Our employees are taking appropriate preventive measures. This includes regular and consistent hand washing along with the use of hand sanitizer and disinfecting spray and wipes. Our associates have been asked to practice prudence and proper social distancing techniques. Social distance decreases the chances of becoming infected with a virus by limiting the number of people a person comes in contact with. We are also encouraging any associates who do not feel well to stay home and those who may have traveled to be mindful prior to returning to the office. These actions are being taken preemptively to decrease exposure and prevent transmission.

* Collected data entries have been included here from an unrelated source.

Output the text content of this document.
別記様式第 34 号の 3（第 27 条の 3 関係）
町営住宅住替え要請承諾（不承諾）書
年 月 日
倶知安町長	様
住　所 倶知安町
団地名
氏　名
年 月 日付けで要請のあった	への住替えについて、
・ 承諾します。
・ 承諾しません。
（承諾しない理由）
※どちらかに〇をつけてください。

Our building is currently implementing additional cleaning protocols with an emphasis on “touch points,” public areas and surfaces that more than one person may touch. They have increased the cleaning frequencies of these areas along with the use of disinfectants where appropriate.

We will continue to do what we think is in the best interest of our clients, our staff, and our community, and we will continue to monitor the situation and recommendations from medical professionals. Should the need arise, we are prepared to implement policies and procedures that enable our staff to remain home and safe while continuing our operations seamlessly and efficiently. We will communicate any changes to our practices and procedures to you as needed.

It is our duty to serve our clients with the utmost care and concern, and we are addressing this health situation with the same principles of preparedness that we approach the guidance we provide to our clients. We are taking these actions out of an abundance of caution and to be prudent and responsible corporate citizens.